Bio-inspired Self-Repairing Electronic Circuits
Through millions of years of evolution, biological systems have developed extremely high level of reliability even though they seem to be organized just complicatedly. Our body composed of trillions of cells can recover even a strong damage by itself. If we look at them closely, we can find that there are many hidden recovery processes which help cells repair the damages by themselves. For instance, at a molecular level in the cell, several DNA repair processes constantly recover DNA damages, though DNA is having about 1 million damages per cell everyday. Even if the number of DNA damages exceeds the capabilities of DNA repair processes, the cell with those damaged DNA dies through apoptosis, then it triggers a stem cell to differentiate into the same functioning cell as the dead cell by expressing the corresponding genome. The goal of our study in this direction is to investigate the underlying mechanism of self-repairing processes in living cells from the view of systems biology and then apply it to the development of self-repairing electronic circuits. The developed hardware structures with the self-repairing features can be widely used for various industrial applications as well as for some critical applications such as spaceship, flight, and nuclear plant where even a minor electronic device failure can cause serious risk.

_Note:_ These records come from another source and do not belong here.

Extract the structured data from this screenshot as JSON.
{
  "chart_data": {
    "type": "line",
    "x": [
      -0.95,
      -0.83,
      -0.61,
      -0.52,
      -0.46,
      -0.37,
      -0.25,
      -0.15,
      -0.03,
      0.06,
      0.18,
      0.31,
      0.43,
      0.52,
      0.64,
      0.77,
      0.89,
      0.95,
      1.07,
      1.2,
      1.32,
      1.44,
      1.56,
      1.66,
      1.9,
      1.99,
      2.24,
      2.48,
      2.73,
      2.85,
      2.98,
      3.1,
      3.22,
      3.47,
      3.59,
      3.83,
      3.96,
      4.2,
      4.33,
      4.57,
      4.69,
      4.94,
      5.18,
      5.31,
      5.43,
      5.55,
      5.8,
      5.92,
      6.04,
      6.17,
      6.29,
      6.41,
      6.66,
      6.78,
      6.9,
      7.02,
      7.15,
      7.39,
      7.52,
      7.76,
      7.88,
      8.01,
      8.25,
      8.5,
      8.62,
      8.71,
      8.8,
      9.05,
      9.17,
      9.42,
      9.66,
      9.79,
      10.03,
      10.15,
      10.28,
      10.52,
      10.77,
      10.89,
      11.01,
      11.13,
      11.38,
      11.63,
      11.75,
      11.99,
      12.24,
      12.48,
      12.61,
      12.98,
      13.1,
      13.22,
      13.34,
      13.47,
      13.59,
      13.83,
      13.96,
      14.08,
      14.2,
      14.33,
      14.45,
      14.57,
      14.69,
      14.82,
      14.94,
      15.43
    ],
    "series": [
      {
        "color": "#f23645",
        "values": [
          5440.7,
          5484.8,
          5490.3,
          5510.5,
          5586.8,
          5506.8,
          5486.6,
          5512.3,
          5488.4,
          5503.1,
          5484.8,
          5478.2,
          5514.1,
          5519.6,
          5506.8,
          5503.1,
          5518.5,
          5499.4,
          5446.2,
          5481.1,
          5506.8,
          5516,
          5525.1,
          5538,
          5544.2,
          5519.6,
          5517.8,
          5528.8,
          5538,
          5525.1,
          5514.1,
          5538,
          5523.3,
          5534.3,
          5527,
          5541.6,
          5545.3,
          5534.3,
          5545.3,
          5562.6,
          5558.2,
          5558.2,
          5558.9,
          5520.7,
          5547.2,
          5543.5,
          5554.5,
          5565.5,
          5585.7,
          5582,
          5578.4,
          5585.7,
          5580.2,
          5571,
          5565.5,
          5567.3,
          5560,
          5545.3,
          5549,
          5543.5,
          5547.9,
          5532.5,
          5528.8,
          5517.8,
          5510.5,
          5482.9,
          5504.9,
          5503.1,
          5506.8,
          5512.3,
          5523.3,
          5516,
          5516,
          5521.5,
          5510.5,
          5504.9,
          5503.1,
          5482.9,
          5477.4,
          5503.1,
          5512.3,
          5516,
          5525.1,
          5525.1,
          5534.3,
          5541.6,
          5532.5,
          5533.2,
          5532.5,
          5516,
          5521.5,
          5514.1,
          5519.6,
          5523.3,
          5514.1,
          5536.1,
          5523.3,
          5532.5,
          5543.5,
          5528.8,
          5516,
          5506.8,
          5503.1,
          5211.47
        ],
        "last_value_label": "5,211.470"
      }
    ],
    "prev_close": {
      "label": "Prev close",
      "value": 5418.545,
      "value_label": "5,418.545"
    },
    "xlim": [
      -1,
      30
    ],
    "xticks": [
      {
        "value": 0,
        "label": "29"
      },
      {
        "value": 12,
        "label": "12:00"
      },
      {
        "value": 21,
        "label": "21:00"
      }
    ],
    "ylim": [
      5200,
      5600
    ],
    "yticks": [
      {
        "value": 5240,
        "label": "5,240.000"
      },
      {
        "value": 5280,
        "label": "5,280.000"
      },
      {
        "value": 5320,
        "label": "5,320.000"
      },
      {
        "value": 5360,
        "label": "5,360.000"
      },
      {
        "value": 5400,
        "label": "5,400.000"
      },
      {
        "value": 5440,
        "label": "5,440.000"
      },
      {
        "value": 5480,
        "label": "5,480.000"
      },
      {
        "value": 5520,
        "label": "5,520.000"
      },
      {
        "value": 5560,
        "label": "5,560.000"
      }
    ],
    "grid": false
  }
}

Brain-inspired Speech Recognition System
Over the past several decades, automatic speech recognition (ASR) has made a huge progress; speech recognition accuracy in a quiet environment is now up to 95% these days. However, the recognition accuracy drops to 70% when noise is introduced. Even the state-of-the-art ASR system struggles with noisy environments. Many engineers have made a lot of efforts to overcome such a limitation so far, but they have not found any breakthrough yet. To make a breakthrough, we need an innovative idea. To challenge this problem, we are focusing on how our brain processes noisy speech signals. Recent technical improvements made it possible to measure brain activities with precision during speech comprehension, and various experimental measurements as well as new discoveries on how our brain deals with noisy speech signals are being updated. We follow the latest findings and investigate the newly discovered speech processing mechanism through mathematical modeling and simulations. Then we develop a novel bio-inspired ASR system and further apply it to an extensive set of speech samples. Our bio-inspired ASR system shows a higher recognition accuracy that is much robust to noise, which also partially explains the design principle of our brain for robust speech recognition.